Ces pourparlers s'inscrivent dans un conflit ouvert depuis le 28 février 2026 entre les États-Unis, Israël et l'Iran. Depuis le déclenchement des hostilités, le détroit d'Ormuz — par lequel transitait environ un cinquième de l'approvisionnement mondial en pétrole et en GNL — est fermé à la grande majorité du trafic commercial, provoquant un choc énergétique mondial majeur. Le Pakistan s'est imposé comme médiateur central après avoir obtenu un cessez-le-feu partiel le 8 avril, sans qu'aucun accord de fond n'ait suivi.
Deux nœuds restent irrésolus. Le premier porte sur le stock d'uranium hautement enrichi détenu par l'Iran : le guide suprême Khamenei en a interdit le transfert à l'étranger, tandis que Washington en exige le départ ou la destruction. Le second concerne le statut d'Ormuz, que les États-Unis et leurs alliés refusent de voir soumis à des péages, là où Téhéran pose la reconnaissance de sa souveraineté sur le passage comme préalable.

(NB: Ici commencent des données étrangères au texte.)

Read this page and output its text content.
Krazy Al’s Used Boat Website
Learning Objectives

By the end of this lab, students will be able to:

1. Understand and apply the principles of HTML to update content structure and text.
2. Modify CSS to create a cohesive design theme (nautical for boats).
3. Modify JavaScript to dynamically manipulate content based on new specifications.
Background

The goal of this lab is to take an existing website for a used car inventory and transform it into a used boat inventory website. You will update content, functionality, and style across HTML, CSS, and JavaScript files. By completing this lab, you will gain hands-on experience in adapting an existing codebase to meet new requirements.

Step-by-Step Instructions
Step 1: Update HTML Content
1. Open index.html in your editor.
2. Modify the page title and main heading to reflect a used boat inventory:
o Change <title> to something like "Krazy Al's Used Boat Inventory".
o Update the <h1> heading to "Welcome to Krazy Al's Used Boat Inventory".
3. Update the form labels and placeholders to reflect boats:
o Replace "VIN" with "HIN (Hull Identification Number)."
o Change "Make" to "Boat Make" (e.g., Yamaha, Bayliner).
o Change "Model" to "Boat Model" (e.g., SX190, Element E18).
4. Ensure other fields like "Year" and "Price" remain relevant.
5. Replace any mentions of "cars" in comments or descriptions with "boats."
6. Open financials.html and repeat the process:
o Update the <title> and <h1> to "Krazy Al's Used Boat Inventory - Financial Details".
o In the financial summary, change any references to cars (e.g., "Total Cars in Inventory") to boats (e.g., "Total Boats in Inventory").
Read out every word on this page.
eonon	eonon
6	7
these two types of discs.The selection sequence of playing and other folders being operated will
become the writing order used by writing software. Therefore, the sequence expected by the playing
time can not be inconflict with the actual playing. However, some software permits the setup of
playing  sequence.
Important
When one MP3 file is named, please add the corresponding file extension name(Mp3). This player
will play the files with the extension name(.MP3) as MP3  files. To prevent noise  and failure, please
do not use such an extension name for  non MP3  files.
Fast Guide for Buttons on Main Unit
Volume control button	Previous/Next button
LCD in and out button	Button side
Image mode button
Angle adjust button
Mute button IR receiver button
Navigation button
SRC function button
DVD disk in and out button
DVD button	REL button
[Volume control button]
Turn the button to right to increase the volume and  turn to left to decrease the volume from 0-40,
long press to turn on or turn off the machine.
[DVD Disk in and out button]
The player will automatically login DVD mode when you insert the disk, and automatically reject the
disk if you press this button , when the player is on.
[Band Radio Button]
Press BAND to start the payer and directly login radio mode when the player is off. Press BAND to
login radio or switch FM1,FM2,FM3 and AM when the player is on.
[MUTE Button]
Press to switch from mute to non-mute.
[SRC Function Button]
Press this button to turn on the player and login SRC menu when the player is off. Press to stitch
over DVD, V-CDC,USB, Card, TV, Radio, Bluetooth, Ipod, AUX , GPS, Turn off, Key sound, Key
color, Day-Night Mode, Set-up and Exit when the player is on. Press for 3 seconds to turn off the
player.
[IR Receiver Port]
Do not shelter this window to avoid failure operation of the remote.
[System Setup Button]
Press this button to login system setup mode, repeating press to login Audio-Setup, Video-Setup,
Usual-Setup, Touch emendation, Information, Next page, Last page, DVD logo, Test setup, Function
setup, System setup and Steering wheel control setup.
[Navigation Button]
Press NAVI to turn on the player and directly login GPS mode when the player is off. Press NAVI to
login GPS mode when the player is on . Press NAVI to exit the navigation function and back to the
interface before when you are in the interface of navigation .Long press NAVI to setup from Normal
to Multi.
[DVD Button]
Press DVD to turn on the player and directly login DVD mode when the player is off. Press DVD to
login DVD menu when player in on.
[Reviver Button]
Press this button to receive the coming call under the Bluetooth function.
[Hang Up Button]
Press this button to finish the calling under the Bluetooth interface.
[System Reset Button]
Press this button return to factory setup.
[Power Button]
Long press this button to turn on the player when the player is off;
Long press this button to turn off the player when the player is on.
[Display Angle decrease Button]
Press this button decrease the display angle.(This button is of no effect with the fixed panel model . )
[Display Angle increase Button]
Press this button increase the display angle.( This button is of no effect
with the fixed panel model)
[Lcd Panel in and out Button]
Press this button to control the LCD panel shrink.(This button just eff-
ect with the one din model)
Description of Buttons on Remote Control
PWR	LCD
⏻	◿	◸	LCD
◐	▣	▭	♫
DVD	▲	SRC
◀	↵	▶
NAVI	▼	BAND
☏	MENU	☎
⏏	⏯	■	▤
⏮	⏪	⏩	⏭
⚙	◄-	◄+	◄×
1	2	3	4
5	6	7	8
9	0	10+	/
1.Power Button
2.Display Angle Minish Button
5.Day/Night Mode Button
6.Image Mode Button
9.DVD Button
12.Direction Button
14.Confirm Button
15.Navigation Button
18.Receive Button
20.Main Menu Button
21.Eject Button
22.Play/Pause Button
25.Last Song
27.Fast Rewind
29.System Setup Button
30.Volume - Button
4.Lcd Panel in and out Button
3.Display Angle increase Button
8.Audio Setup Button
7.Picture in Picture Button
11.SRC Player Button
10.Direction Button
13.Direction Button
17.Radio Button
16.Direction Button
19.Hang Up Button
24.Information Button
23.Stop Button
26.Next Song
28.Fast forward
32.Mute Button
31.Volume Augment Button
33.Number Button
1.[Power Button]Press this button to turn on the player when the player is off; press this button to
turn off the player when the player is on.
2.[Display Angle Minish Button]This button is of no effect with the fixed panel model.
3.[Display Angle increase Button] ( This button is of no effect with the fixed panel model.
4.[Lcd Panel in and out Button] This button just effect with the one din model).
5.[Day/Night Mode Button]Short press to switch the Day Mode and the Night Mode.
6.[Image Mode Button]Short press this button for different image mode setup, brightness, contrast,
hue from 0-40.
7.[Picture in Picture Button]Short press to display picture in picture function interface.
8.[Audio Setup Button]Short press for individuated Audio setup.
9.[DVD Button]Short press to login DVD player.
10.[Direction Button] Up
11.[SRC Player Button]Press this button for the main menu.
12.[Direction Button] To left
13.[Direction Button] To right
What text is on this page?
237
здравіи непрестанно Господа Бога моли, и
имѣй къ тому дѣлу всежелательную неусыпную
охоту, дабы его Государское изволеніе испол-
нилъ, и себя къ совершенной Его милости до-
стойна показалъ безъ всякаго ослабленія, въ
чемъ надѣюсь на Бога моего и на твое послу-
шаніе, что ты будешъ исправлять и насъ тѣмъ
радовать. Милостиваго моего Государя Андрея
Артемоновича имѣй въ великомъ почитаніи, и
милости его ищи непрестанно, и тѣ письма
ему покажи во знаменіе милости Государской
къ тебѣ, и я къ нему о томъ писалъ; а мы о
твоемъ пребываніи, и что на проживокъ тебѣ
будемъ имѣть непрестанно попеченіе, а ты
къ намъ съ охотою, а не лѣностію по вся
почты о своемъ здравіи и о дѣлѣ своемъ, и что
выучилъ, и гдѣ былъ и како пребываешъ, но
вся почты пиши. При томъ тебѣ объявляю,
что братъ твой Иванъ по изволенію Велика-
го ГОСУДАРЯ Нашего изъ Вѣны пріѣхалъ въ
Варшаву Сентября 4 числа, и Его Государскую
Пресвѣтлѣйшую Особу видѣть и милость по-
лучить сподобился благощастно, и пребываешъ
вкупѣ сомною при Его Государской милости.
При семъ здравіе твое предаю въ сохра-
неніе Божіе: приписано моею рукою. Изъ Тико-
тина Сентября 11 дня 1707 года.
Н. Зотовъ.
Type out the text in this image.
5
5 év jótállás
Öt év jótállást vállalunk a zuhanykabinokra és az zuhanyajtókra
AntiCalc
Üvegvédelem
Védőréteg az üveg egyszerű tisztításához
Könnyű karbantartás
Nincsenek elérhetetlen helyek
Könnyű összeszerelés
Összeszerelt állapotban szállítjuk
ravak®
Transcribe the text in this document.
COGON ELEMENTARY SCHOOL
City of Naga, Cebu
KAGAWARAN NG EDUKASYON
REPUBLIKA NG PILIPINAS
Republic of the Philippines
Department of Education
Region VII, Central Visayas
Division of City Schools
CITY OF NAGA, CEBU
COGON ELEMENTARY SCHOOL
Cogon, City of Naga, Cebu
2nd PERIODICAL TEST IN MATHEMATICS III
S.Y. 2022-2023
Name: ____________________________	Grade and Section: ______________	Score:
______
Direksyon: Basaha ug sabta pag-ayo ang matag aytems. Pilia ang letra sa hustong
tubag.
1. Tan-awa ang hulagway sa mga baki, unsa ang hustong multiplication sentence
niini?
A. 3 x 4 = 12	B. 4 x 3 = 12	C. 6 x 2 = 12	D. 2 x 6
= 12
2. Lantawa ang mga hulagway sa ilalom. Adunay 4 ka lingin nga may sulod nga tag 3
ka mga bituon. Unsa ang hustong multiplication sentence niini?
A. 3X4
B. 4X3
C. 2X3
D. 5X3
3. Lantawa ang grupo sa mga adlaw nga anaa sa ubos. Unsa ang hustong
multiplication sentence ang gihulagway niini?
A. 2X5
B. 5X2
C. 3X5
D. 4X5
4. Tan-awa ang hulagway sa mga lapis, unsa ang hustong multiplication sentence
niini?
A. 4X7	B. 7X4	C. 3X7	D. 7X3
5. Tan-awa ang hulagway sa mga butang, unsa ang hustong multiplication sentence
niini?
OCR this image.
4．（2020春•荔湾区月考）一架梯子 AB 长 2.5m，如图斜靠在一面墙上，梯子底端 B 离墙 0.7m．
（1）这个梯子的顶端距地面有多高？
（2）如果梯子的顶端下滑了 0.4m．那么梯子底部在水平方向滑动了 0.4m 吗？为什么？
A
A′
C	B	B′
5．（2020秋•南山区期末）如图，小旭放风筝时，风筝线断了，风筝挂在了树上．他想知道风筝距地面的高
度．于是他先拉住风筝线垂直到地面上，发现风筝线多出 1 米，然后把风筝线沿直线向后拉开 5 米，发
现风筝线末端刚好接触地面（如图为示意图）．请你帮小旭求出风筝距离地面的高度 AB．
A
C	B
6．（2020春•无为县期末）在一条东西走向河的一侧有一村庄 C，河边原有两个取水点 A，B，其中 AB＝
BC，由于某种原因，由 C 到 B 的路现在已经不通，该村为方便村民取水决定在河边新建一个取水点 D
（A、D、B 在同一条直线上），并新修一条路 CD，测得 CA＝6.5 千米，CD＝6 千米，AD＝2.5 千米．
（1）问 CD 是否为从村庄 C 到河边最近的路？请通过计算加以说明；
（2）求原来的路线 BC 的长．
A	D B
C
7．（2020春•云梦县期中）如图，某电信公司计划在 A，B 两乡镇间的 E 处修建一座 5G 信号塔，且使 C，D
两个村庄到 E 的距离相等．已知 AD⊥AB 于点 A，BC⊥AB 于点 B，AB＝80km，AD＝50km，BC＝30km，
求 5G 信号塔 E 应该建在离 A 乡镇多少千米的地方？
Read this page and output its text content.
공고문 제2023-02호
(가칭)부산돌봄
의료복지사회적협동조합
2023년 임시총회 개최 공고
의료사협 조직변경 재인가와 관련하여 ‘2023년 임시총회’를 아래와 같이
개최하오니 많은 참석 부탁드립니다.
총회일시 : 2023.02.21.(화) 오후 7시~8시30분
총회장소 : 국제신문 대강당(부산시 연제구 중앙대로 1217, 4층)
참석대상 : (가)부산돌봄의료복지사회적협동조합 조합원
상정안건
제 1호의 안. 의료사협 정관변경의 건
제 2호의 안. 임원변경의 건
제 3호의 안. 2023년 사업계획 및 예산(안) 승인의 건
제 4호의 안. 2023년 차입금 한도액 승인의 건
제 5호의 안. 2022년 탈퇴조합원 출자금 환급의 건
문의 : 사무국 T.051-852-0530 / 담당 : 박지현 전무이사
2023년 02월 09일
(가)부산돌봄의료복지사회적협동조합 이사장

Les acteurs divergent aussi sur la méthode et le périmètre. Israël et les États-Unis veulent intégrer le dossier nucléaire à tout accord, ce que l'Iran refuse tant que la guerre n'a pas cessé. Plusieurs États régionaux mettent en avant la médiation pakistanaise et qatarie comme la voie crédible, là où les pays atlantistes présentent sanctions et pression comme indispensables. Six semaines après un cessez-le-feu décrit comme fragile, la multiplication des canaux diplomatiques traduit l'absence d'une architecture de sortie de crise consolidée.